Congress. In December 2010, the Senate Commerce Committee initiated an investigation into cramming. In a Senate Staff Report released in July 2011, the Committee concluded that third-party billing has “largely failed to become a reliable method of payment” due to the large number of complaints and what the Committee found to be disreputable third parties operating out of PO Boxes, fake offices and apartments, with little to no oversight by any recognized corporate entity. As a result of its investigation, the large carriers, including AT&T and Verizon, announced plans to limit the use of third party billing, but it does not appear that they agreed to eliminate it altogether. Although the report focused mainly on wireline, staff indicated that wireless is a growing problem. Indeed, as noted above, Senator Rockefeller has already sent inquiries to the major wireless providers about their anti-cramming policies and introduced legislation to address both wireline and wireless carrier billing, as discussed further below.

Future regulation of mobile carrier billing

While state and federal efforts have historically distinguished between wireline and wireless carrier billing – for example, the FCC’s TIB amendments expressly exempt wireless carriers from the new bill format requirements; state cramming laws exempt wireless –that distinction appears to be thinning. As a follow up its 2011 investigation, on June 12, the Senate Commerce Committee sent letters of inquiry to the major wireless carriers – Sprint, T-Mobile, AT&T and Verizon Wireless –asking them about, among other things, their third party billing agents and vendors and what policies, procedures and protections the carriers have in place to identify and reject cramming efforts

The next day, Senator Rockefeller introduced new federal legislation – the Fair Telephone Billing Act (S.3291) – that would prohibit third-party charges on wireline (including interconnected VoIP) phone bills with limited exceptions, and further directs the FCC, in consultation with the FTC, to promulgate rules that would enhance consumer protections for mobile billing services, including the obligation to provide a mechanism to opt-out of third-party charges; to establish carrier procedures to confirm subscriber authorization; and to enable subscribers to receive reimbursement directly from the carrier for unauthorized charges.

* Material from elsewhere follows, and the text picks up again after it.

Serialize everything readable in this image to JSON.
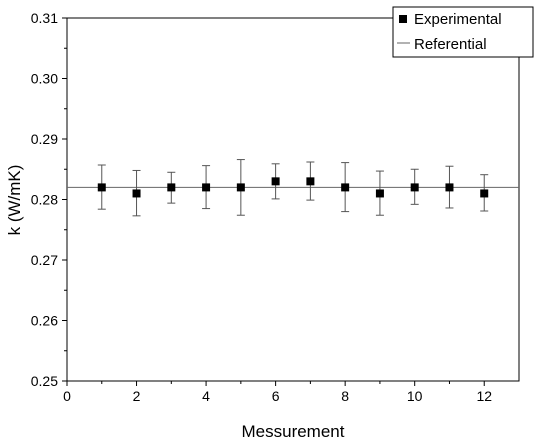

Further complicating matters would be if the Consumer Financial Protection Bureau (CFPB) decided to participate in regulating mobile carrier billing. Under Dodd-Frank, a “covered person” subject to the CFPB’s jurisdiction includes a person offering a consumer financial product or service, a term that is further defined to include, among other things, the provision of “payments or other financial data processing products or services to a consumer by any technological means, including processing or storing financial or banking data . . . through any payments systems or network used for processing payments data, including payments made through [a] . . . mobile telecommunications network….” 12 U.S.C. 5481(15)(vii). This issue could become relevant if this broad definition were interpreted by the CFPB to treat mobile carrier billing as a “financial data processing service” through a mobile telecommunications network.

As wireline becomes increasingly subject to restrictive laws and industry practices, it is perhaps inevitable that crammers will recalibrate their efforts towards wireless. The question, then, is whether lawmakers and regulators will see fit to extend third-party wireline billing restrictions, and perhaps even prohibitions, to wireless.

DISCLAIMER: Because of the generality of this update, the information provided herein may not be applicable in all situations and should not be acted upon without specific legal advice based on particular situations.